En 1956, durante el XX Congreso del Partido Comunista de la Unión Soviética, Nikita Krushchov, su sucesor, denunció los crímenes y la represión ocurridos durante su régimen. En 1988 las víctimas de los Juicios de Moscú fueron oficialmente rehabilitadas durante el gobierno de Mijaíl Gorbachov.
Resulta revelador constatar que casi todos los bolcheviques importantes de la Revolución de Octubre o del gobierno de Lenin murieron ejecutados a manos de sus propios camaradas de partido, de la misma manera como a su vez habían ordenado o aceptado hacerlo con muchos de sus adversarios, incluidos el Zar Nicolás, su esposa y cinco hijos, ejecutados en julio de 1918. De modo que se cumplió aquello de que la revolución (llena de traidores) devora a sus hijos.
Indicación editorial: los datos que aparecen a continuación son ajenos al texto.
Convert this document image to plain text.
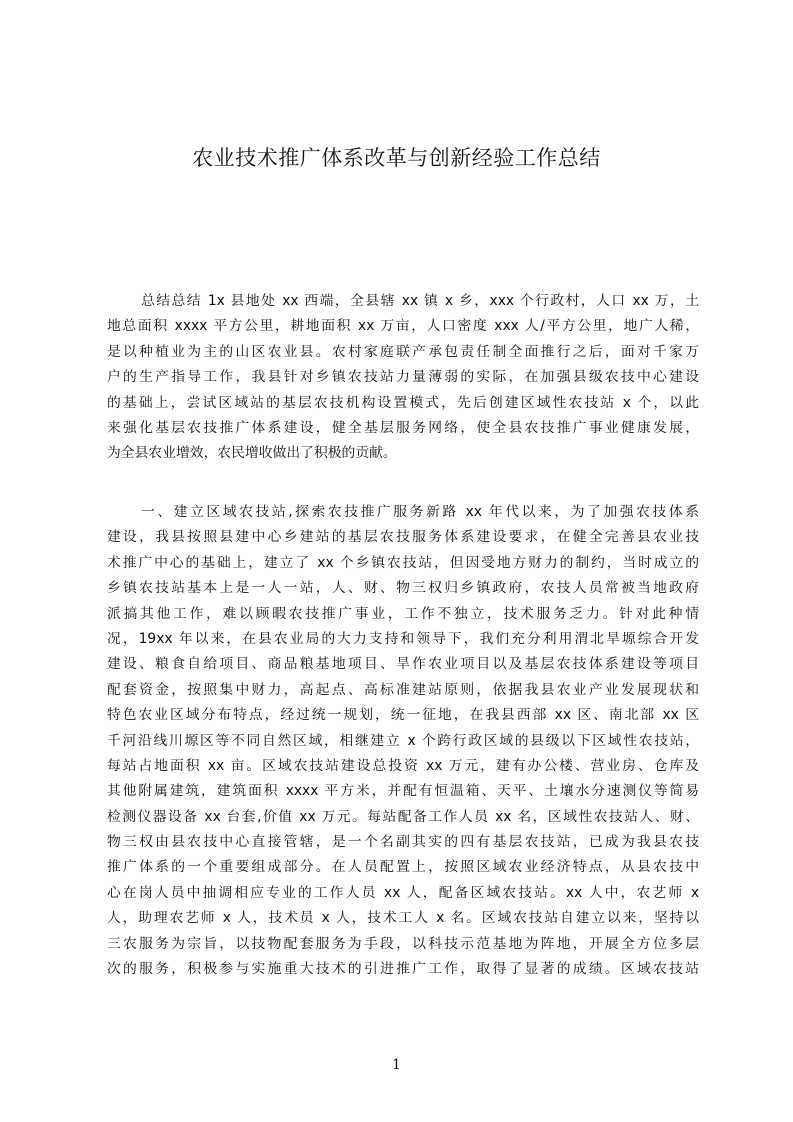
农业技术推广体系改革与创新经验工作总结
总结总结 1x 县地处 xx 西端，全县辖 xx 镇 x 乡，xxx 个行政村，人口 xx 万，土
地总面积 xxxx 平方公里，耕地面积 xx 万亩，人口密度 xxx 人/平方公里，地广人稀，
是以种植业为主的山区农业县。农村家庭联产承包责任制全面推行之后，面对千家万
户的生产指导工作，我县针对乡镇农技站力量薄弱的实际，在加强县级农技中心建设
的基础上，尝试区域站的基层农技机构设置模式，先后创建区域性农技站 x 个，以此
来强化基层农技推广体系建设，健全基层服务网络，使全县农技推广事业健康发展，
为全县农业增效，农民增收做出了积极的贡献。
一、建立区域农技站,探索农技推广服务新路 xx 年代以来，为了加强农技体系
建设，我县按照县建中心乡建站的基层农技服务体系建设要求，在健全完善县农业技
术推广中心的基础上，建立了 xx 个乡镇农技站，但因受地方财力的制约，当时成立的
乡镇农技站基本上是一人一站，人、财、物三权归乡镇政府，农技人员常被当地政府
派搞其他工作，难以顾暇农技推广事业，工作不独立，技术服务乏力。针对此种情
况，19xx 年以来，在县农业局的大力支持和领导下，我们充分利用渭北旱塬综合开发
建设、粮食自给项目、商品粮基地项目、旱作农业项目以及基层农技体系建设等项目
配套资金，按照集中财力，高起点、高标准建站原则，依据我县农业产业发展现状和
特色农业区域分布特点，经过统一规划，统一征地，在我县西部 xx 区、南北部 xx 区
千河沿线川塬区等不同自然区域，相继建立 x 个跨行政区域的县级以下区域性农技站，
每站占地面积 xx 亩。区域农技站建设总投资 xx 万元，建有办公楼、营业房、仓库及
其他附属建筑，建筑面积 xxxx 平方米，并配有恒温箱、天平、土壤水分速测仪等简易
检测仪器设备 xx 台套,价值 xx 万元。每站配备工作人员 xx 名，区域性农技站人、财、
物三权由县农技中心直接管辖，是一个名副其实的四有基层农技站，已成为我县农技
推广体系的一个重要组成部分。在人员配置上，按照区域农业经济特点，从县农技中
心在岗人员中抽调相应专业的工作人员 xx 人，配备区域农技站。xx 人中，农艺师 x
人，助理农艺师 x 人，技术员 x 人，技术工人 x 名。区域农技站自建立以来，坚持以
三农服务为宗旨，以技物配套服务为手段，以科技示范基地为阵地，开展全方位多层
次的服务，积极参与实施重大技术的引进推广工作，取得了显著的成绩。区域农技站
1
Vale la pena agregar que la anterior historia tuvo su versión en castellano, aunque a una escala más modesta. El 12 de junio de 1989 un tribunal militar inició un juicio público contra el general de las Fuerzas Armadas Revolucionarias cubanas Arnaldo Ochoa y otros trece supuestos cómplices, acusados de organizar una red de narcotráfico junto con el Cartel de Medellín. Como que si eso no fuera suficiente, los implicados también habrían complementado dicha actividad con el contrabando de diamantes y marfil.
“Creo que traicioné a la patria»
Ochoa era el general cubano más condecorado, en 1966 había sido parte del desembarco de guerrilleros en las costas del estado Falcón, Venezuela. Posteriormente fue jefe de las tropas cubanas en las guerras de Etiopía y Angola.
Su juicio fue televisado durante un mes y al final del cual admitió su culpabilidad ante la audiencia cubana afirmando que: “Creo que traicioné a la patria y, se lo digo con toda honradez. La traición se paga con la vida”. Su confesión fue la única prueba que se usó para condenarlo.
Al amanecer del 13 de julio de 1989 fue fusilado.
Sin embargo, este fue un proceso en el cual el régimen cubano no quedó bien parado. Obsesionado (al menos públicamente) por la moral y la ética como fundamento del Estado y del desarrollo del país, Fidel Castro no pudo ocultar el hecho de que un grupo de su más alta confianza, con responsabilidades inmensas dentro de la estructura de su gobierno, se dedicaba (supuestamente) a los tráficos más inmorales.
Parafraseando el célebre aforismo, el poder corrompe, y el poder absoluto corrompe absolutamente; y, eso sí, los tiranos y sus colaboradores terminan siendo prisioneros de la propia cárcel que construyeron.